Ottawa Mayor Jim Watson said the city has sped up the taxi bylaw review and expects a full report to be available by the end of December.

Outside consultant KPMG is expected to review fare structures, and could recommend ways to regulate, rather than ban, Uber, which currently disregards Ottawa's licensing and insurance regulations.

The Uber app allows passengers to book a ride, track it in real time on a GPS map and does away with the exchange of cash by requiring automatic credit card payment. 

The City of Ottawa maintains that Uber is illegal, and continues to target drivers in time-consuming and resource-intensive undercover stings in order to charge them.

Since Uber began operating in Ottawa in October 2014, 142 charges have been laid against 64 drivers. So far, 56 drivers have pleaded guilty to 112 charges, with fines totaling nearly $40,000, according to the City of Ottawa.

Uber has been banned or pushed out of some Canadian cities but continues to compete with traditional, regulated cabs in others.

Here's a round up of the response to Uber across the country.

Kitchener-Waterloo Region

Kitchener-Waterloo became the first municipality in Ontario to propose regulating ride sharing services, like Uber. The new bylaw would require all Uber drivers to have a GPS and closed circuit television system, as well as commercial auto insurance policies for a minimum of $2 million to qualify for an auxiliary taxi driver licence. 

Read more about Uber in Waterloo here.


A City of Toronto staff report up for debate today calls for a new licensing category that would allow ride-hailing services, such as Uber to operate, but taxi industry leaders continue to argue that would mean the "death of the industry."

Under the new licence, Uber drivers would have to buy a permit, carry insurance, undergo a background check and ensure their vehicle is safe. The report also recommends that base taxi fares be dropped by $1 to $3.25 to make traditional cabs more competitive.

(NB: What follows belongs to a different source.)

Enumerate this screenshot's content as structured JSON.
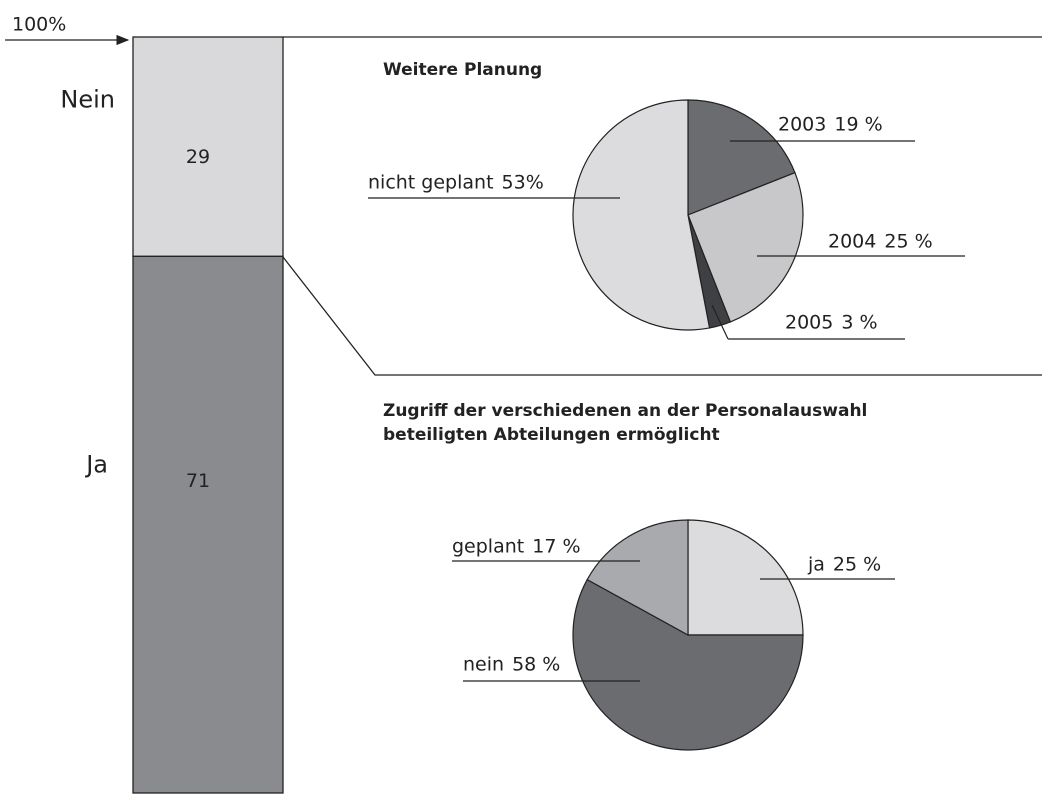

Read more about Uber in Toronto here.


The City of Hamilton is also considering changes to its taxi bylaws to "include a review of new business models, including those that comprise the sharing economy." Bylaw officers have been cracking down with charges against alleged Uber drivers, including operating as a taxi driver with no licence and failing to provide proof of third-party liability insurance of at least $2 million.

Read more about Uber in Hamilton here.


The City of Edmonton has plans to legalize Uber with new regulations — but Uber drivers say the move would drive them out of business due to high costs. Uber drivers say the cost of criminal record checks, vehicle inspections, licence applications and commercial insurance would be about $6,800 a year.

Public hearings were scheduled at Edmonton City Hall today as Uber drivers planned to hold a rally outside.

Read more about Uber in Edmonton here.


The taxi industry in Vancouver successfully fought the relaunch of Uber last year. Uber operated in Vancouver for about six months in 2012 but stopped operations after the provincial transportation regulator imposed a minimum fare of $75 per trip. Now taxi drivers there have launched their own eCab app that allows passengers to hail a cab and pay for it on their smartphone.

Read more about Uber in Vancouver here.


Uber was forced to stop operating after a brief time in Calgary in 2014. Calgary taxi companies joined other Canadian taxi companies in a campaign called Taxi Truths with the goal of detailing the differences between regulated and illegal cabs.